Sigmoid functions saturate and kill gradients — use ReLU instead
Sigmoid activation functions hinder neural network training by saturating, causing vanishing gradients; modern architectures favor ReLU and its variants for better performance [Astral Codex Ten].
Sigmoid functions, once standard in neural networks, are now known to degrade training by saturating at extreme inputs, pushing gradients toward zero and halting learning [Astral Codex Ten]. When a sigmoid neuron outputs near 0 or 1, its gradient becomes so small that backpropagation effectively stops—this is the vanishing gradient problem. Tomte’s analysis on Astral Codex Ten demonstrates how this flaw breaks deep network training, especially in early layers.

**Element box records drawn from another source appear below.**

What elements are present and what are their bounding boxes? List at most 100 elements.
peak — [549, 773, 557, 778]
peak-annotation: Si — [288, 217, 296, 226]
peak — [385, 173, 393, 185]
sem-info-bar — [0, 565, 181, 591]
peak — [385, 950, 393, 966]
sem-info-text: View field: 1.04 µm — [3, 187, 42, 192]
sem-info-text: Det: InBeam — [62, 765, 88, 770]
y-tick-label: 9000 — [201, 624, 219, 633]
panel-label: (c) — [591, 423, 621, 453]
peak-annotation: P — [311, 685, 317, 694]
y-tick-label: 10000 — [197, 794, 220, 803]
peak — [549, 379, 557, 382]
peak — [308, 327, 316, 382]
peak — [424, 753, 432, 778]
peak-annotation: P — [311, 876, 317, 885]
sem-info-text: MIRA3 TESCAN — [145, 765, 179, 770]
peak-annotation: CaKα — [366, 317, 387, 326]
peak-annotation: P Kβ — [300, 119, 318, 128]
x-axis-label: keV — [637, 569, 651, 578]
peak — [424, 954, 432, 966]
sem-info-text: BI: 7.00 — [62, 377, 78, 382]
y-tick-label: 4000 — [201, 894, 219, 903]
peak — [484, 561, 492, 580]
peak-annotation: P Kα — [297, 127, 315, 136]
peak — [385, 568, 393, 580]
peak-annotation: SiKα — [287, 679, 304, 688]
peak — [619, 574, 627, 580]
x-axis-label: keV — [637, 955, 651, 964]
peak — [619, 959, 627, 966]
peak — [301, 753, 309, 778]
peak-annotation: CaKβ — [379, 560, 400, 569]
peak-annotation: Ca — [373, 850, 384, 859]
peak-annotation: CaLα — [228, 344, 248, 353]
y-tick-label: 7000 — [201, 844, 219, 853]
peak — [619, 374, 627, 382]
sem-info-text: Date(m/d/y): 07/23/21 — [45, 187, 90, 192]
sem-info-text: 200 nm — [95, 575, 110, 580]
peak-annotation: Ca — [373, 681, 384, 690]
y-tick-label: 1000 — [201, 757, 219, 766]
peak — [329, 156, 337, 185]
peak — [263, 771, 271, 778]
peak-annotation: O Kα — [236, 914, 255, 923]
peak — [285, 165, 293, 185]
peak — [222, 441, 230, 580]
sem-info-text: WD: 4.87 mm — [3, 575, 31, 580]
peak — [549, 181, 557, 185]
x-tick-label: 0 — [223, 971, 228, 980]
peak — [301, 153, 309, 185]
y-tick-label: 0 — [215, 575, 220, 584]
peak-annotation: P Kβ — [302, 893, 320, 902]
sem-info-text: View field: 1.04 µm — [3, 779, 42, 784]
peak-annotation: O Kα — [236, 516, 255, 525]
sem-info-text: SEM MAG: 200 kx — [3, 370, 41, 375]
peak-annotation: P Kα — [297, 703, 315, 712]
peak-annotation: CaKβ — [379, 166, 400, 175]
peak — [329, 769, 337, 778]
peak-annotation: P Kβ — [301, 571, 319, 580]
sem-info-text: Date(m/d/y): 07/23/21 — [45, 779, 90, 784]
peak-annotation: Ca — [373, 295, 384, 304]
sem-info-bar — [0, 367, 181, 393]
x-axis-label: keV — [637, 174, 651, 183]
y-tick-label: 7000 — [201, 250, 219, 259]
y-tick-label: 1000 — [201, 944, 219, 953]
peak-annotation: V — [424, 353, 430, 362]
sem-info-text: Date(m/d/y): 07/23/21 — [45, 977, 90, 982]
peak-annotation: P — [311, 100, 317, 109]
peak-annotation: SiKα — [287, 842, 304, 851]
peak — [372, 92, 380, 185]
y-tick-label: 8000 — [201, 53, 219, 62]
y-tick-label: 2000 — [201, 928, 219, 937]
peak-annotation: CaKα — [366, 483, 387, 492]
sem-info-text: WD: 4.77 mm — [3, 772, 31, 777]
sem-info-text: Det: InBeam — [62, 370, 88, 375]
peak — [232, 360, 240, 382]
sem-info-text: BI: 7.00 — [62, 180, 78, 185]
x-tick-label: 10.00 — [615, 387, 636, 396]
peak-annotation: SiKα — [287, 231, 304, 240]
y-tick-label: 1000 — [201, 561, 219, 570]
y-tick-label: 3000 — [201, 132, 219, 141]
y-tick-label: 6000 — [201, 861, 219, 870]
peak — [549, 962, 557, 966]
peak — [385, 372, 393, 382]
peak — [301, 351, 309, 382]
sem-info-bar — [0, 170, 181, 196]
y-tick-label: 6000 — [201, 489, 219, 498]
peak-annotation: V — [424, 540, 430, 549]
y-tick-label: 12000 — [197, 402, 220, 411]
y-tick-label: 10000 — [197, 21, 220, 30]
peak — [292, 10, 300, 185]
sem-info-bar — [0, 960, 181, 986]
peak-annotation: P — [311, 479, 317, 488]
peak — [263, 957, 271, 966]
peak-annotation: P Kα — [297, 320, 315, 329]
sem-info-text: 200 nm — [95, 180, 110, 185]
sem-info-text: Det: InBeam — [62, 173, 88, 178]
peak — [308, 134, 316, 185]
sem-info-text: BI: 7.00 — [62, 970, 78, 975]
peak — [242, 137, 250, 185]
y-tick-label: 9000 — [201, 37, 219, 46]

The issue isn’t theoretical. In practice, sigmoids fail on tasks with high-dimensional or noisy data, like image recognition or language modeling, where stable gradient flow is essential. Even slight input shifts can push sigmoid units into saturated zones, making learning slow or impossible. The article cites cases where networks with sigmoids plateau early, while identical models using ReLU converge faster and achieve higher accuracy.
ReLU (Rectified Linear Unit) avoids saturation for positive inputs, allowing gradients to flow freely during training. Variants like Leaky ReLU and GELU further refine this behavior. These functions have replaced sigmoids in nearly all modern architectures—from ResNets to Transformers—because they train faster and scale better.
Despite this, sigmoids persist in tutorials and legacy systems, creating a gap between education and practice. Engineers building AI systems should default to ReLU or its successors unless there’s a specific need for probabilistic outputs, such as in binary classification heads.
One—sigmoid saturation cripples deep learning; two—ReLU-based activations are now standard for reliable training; three—understanding this shift prevents wasted effort on outdated designs.